Toda la tripulación aguzó los oídos; pero nada pudo percibirse, porque en aquel mismo momento se oyeron hacia la playa voces agudas, y se vio a casi todos los salvajes abandonar las orillas del mar y desaparecer corriendo bajo los bosques.

—¿Qué sucede? —preguntó Ana al náufrago.

Este, en vez de responder, se dirigió a babor y comenzó a subir por el palo mayor hasta llegar a lo más alto, donde se afianzó bien. Desde aquella elevada posición miró a lo largo de la costa, tratando, sin duda, de inquirir la causa de la precipitada fuga de los salvajes.

—¿Ves algo? —le preguntó el capitán, después de aguardar algunos instantes.

—No, señor —contestó el náufrago—. Los bosques me impiden distinguir el interior de la isla.

—¿Ves alguna canoa?

—Ninguna, capitán.

—¿Te parece que dispare otra vez el cañón?

—Hacedlo.

Por tercera vez, la pequeña pieza de artillería retumbó en el aire; pero a su detonación no respondió ninguna otra.

El náufrago permaneció todavía algunos minutos sobre el palo mayor, escudriñando las playas de la isla. Después murmuró:

—Si se pierden ellos, me pierdo también yo.

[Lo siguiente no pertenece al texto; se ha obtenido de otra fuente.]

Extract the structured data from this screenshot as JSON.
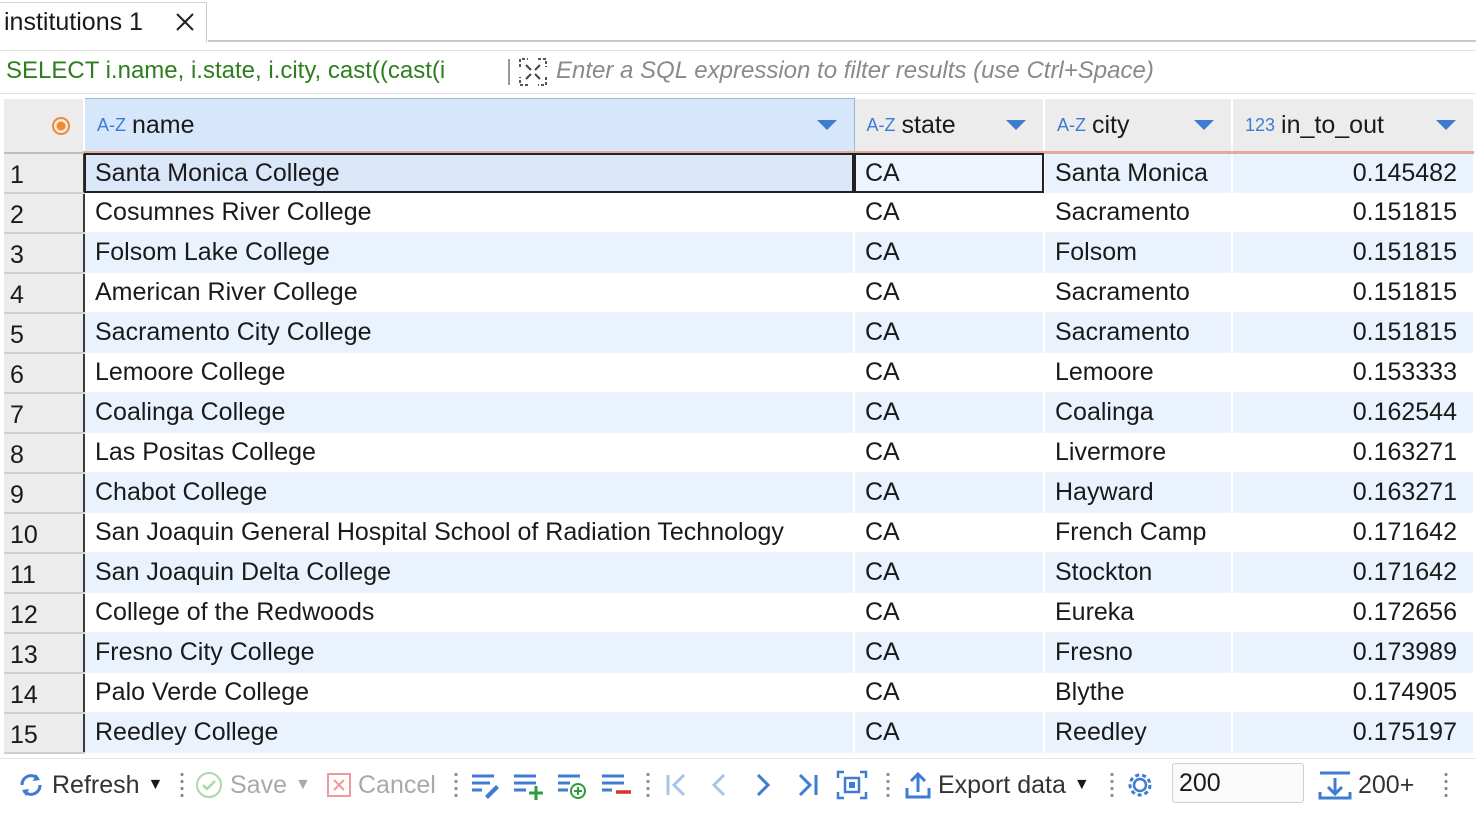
{
  "tab": {
    "label": "institutions 1"
  },
  "filter": {
    "sql": "SELECT i.name, i.state, i.city, cast((cast(i",
    "placeholder": "Enter a SQL expression to filter results (use Ctrl+Space)"
  },
  "grid": {
    "columns": [
      {
        "type": "A-Z",
        "name": "name"
      },
      {
        "type": "A-Z",
        "name": "state"
      },
      {
        "type": "A-Z",
        "name": "city"
      },
      {
        "type": "123",
        "name": "in_to_out"
      }
    ],
    "rows": [
      {
        "n": "1",
        "name": "Santa Monica College",
        "state": "CA",
        "city": "Santa Monica",
        "in_to_out": "0.145482"
      },
      {
        "n": "2",
        "name": "Cosumnes River College",
        "state": "CA",
        "city": "Sacramento",
        "in_to_out": "0.151815"
      },
      {
        "n": "3",
        "name": "Folsom Lake College",
        "state": "CA",
        "city": "Folsom",
        "in_to_out": "0.151815"
      },
      {
        "n": "4",
        "name": "American River College",
        "state": "CA",
        "city": "Sacramento",
        "in_to_out": "0.151815"
      },
      {
        "n": "5",
        "name": "Sacramento City College",
        "state": "CA",
        "city": "Sacramento",
        "in_to_out": "0.151815"
      },
      {
        "n": "6",
        "name": "Lemoore College",
        "state": "CA",
        "city": "Lemoore",
        "in_to_out": "0.153333"
      },
      {
        "n": "7",
        "name": "Coalinga College",
        "state": "CA",
        "city": "Coalinga",
        "in_to_out": "0.162544"
      },
      {
        "n": "8",
        "name": "Las Positas College",
        "state": "CA",
        "city": "Livermore",
        "in_to_out": "0.163271"
      },
      {
        "n": "9",
        "name": "Chabot College",
        "state": "CA",
        "city": "Hayward",
        "in_to_out": "0.163271"
      },
      {
        "n": "10",
        "name": "San Joaquin General Hospital School of Radiation Technology",
        "state": "CA",
        "city": "French Camp",
        "in_to_out": "0.171642"
      },
      {
        "n": "11",
        "name": "San Joaquin Delta College",
        "state": "CA",
        "city": "Stockton",
        "in_to_out": "0.171642"
      },
      {
        "n": "12",
        "name": "College of the Redwoods",
        "state": "CA",
        "city": "Eureka",
        "in_to_out": "0.172656"
      },
      {
        "n": "13",
        "name": "Fresno City College",
        "state": "CA",
        "city": "Fresno",
        "in_to_out": "0.173989"
      },
      {
        "n": "14",
        "name": "Palo Verde College",
        "state": "CA",
        "city": "Blythe",
        "in_to_out": "0.174905"
      },
      {
        "n": "15",
        "name": "Reedley College",
        "state": "CA",
        "city": "Reedley",
        "in_to_out": "0.175197"
      }
    ]
  },
  "toolbar": {
    "refresh_label": "Refresh",
    "save_label": "Save",
    "cancel_label": "Cancel",
    "export_label": "Export data",
    "fetch_size": "200",
    "fetch_more_label": "200+"
  },
  "colors": {
    "accent": "#3e7bd2",
    "sql_text": "#2e7d1e",
    "row_alt": "#eaf2fd",
    "header_underline": "#e9a79b"
  }
}
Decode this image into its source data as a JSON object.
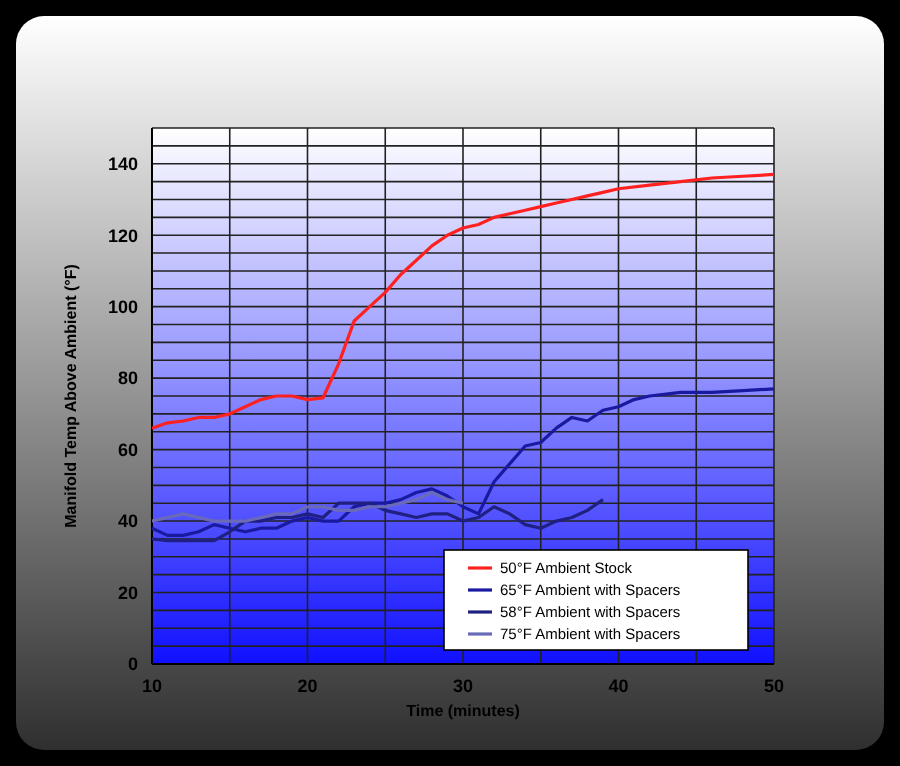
{
  "chart_data": {
    "type": "line",
    "xlabel": "Time (minutes)",
    "ylabel": "Manifold Temp Above Ambient (°F)",
    "xlim": [
      10,
      50
    ],
    "xticks": [
      10,
      {
        "value": 15,
        "label": null
      },
      20,
      {
        "value": 25,
        "label": null
      },
      30,
      {
        "value": 35,
        "label": null
      },
      40,
      {
        "value": 45,
        "label": null
      },
      50
    ],
    "ylim": [
      0,
      150
    ],
    "yticks": [
      0,
      {
        "value": 5,
        "label": null
      },
      {
        "value": 10,
        "label": null
      },
      {
        "value": 15,
        "label": null
      },
      20,
      {
        "value": 25,
        "label": null
      },
      {
        "value": 30,
        "label": null
      },
      {
        "value": 35,
        "label": null
      },
      40,
      {
        "value": 45,
        "label": null
      },
      {
        "value": 50,
        "label": null
      },
      {
        "value": 55,
        "label": null
      },
      60,
      {
        "value": 65,
        "label": null
      },
      {
        "value": 70,
        "label": null
      },
      {
        "value": 75,
        "label": null
      },
      80,
      {
        "value": 85,
        "label": null
      },
      {
        "value": 90,
        "label": null
      },
      {
        "value": 95,
        "label": null
      },
      100,
      {
        "value": 105,
        "label": null
      },
      {
        "value": 110,
        "label": null
      },
      {
        "value": 115,
        "label": null
      },
      120,
      {
        "value": 125,
        "label": null
      },
      {
        "value": 130,
        "label": null
      },
      {
        "value": 135,
        "label": null
      },
      140,
      {
        "value": 145,
        "label": null
      },
      {
        "value": 150,
        "label": null
      }
    ],
    "grid": true,
    "legend": "bottom right",
    "marker": "none",
    "line_style": "solid",
    "series": [
      {
        "name": "50°F Ambient Stock",
        "color": "#ff2020",
        "x": [
          10,
          11,
          12,
          13,
          14,
          15,
          16,
          17,
          18,
          19,
          20,
          21,
          22,
          23,
          24,
          25,
          26,
          27,
          28,
          29,
          30,
          31,
          32,
          33,
          34,
          35,
          36,
          37,
          38,
          39,
          40,
          42,
          44,
          46,
          48,
          50
        ],
        "values": [
          66,
          67.5,
          68,
          69,
          69,
          70,
          72,
          74,
          75,
          75,
          74,
          74.5,
          84,
          96,
          100,
          104,
          109,
          113,
          117,
          120,
          122,
          123,
          125,
          126,
          127,
          128,
          129,
          130,
          131,
          132,
          133,
          134,
          135,
          136,
          136.5,
          137
        ]
      },
      {
        "name": "65°F Ambient with Spacers",
        "color": "#1a1aa0",
        "x": [
          10,
          11,
          12,
          13,
          14,
          15,
          16,
          17,
          18,
          19,
          20,
          21,
          22,
          23,
          24,
          25,
          26,
          27,
          28,
          29,
          30,
          31,
          32,
          33,
          34,
          35,
          36,
          37,
          38,
          39,
          40,
          41,
          42,
          44,
          46,
          48,
          50
        ],
        "values": [
          38,
          36,
          36,
          37,
          39,
          38,
          37,
          38,
          38,
          40,
          41,
          40,
          40,
          44,
          45,
          45,
          46,
          48,
          49,
          47,
          44,
          42,
          51,
          56,
          61,
          62,
          66,
          69,
          68,
          71,
          72,
          74,
          75,
          76,
          76,
          76.5,
          77
        ]
      },
      {
        "name": "58°F Ambient with Spacers",
        "color": "#202080",
        "x": [
          10,
          11,
          12,
          13,
          14,
          15,
          16,
          17,
          18,
          19,
          20,
          21,
          22,
          23,
          24,
          25,
          26,
          27,
          28,
          29,
          30,
          31,
          32,
          33,
          34,
          35,
          36,
          37,
          38,
          39
        ],
        "values": [
          35,
          34.5,
          34.5,
          34.5,
          34.5,
          37,
          40,
          40,
          41,
          41,
          42,
          41,
          45,
          45,
          45,
          43,
          42,
          41,
          42,
          42,
          40,
          41,
          44,
          42,
          39,
          38,
          40,
          41,
          43,
          46
        ]
      },
      {
        "name": "75°F Ambient with Spacers",
        "color": "#6a6ab8",
        "x": [
          10,
          11,
          12,
          13,
          14,
          15,
          16,
          17,
          18,
          19,
          20,
          21,
          22,
          23,
          24,
          25,
          26,
          27,
          28,
          29,
          30
        ],
        "values": [
          40,
          41,
          42,
          41,
          40,
          40,
          40,
          41,
          42,
          42,
          44,
          44,
          43,
          43,
          44,
          44,
          45,
          46,
          48,
          46,
          45
        ]
      }
    ]
  }
}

Hizo un gesto de rabia y sus ojos se iluminaron con un relámpago siniestro.

Cuando descendió al puente, había adquirido otra vez su calma habitual. En su frente, sin embargo, se marcaba una profunda arruga.

—¿Y bien…? —le preguntó el capitán.

—No he oído otras detonaciones.

—Pero ¿cómo explicas la fuga de los salvajes?

—Tal vez haya ocurrido en la isla algún inesperado suceso, y no quisiera…

—¿Qué?

—Que este suceso afectara a mis compañeros. Tengo un siniestro presentimiento.

—¿Temes que los hayan hecho prisioneros ahora que estamos nosotros aquí?

—Aquel disparo de fusil en la isla me da mucho que pensar.

—De todos modos, los salvaremos —dijo Ana con animación—. De ninguna manera consentiremos que los salvajes devoren a esos desgraciados…

—¡Una canoa! —exclamó un momento después un marinero que inspeccionaba la costa.

Todas las miradas se dirigieron hacia el sitio indicado, y vieron una gran canoa, hecha del tronco de un árbol enorme, destacarse de la orilla y dirigirse hacia el buque.

Doce salvajes medio desnudos, pero armados con pesadas mazas, remaban con un acuerdo perfecto, mientras a proa se mantenía derecho un hombre de alta estatura, con turbante en la cabeza y una ligera barba pintada de rojo.

Los marineros aferraron los fusiles y dispusieron el cañón; pero el náufrago los detuvo con un gesto imperioso.

En pocos minutos la embarcación atravesó la zona de aceite y se halló cerca de la «Nueva Georgia» por estribor. Entonces el hombre del turbante, alzando la cabeza, se dirigió a la tripulación, diciendo en su lengua:

—¿Qué buscan aquí los extranjeros?

Bill se inclinó sobre la borda y contestó en el mismo idioma:

—Buscamos a unos hombres blancos naufragados en tu isla hace algún tiempo y que se encuentran en tus bosques.

El jefe salvaje lo miró con ojos feroces, y en seguida lanzó una carcajada.

—Nuestro rey está para morir —gritó—, y los hombres blancos que buscas le harán escolta de honor en la otra vida; pero nosotros nos comeremos a vosotros.

Dicho esto, la canoa viró prontamente y se alejó con la velocidad de una flecha.

El náufrago, al verla huir, hizo un gesto de furor.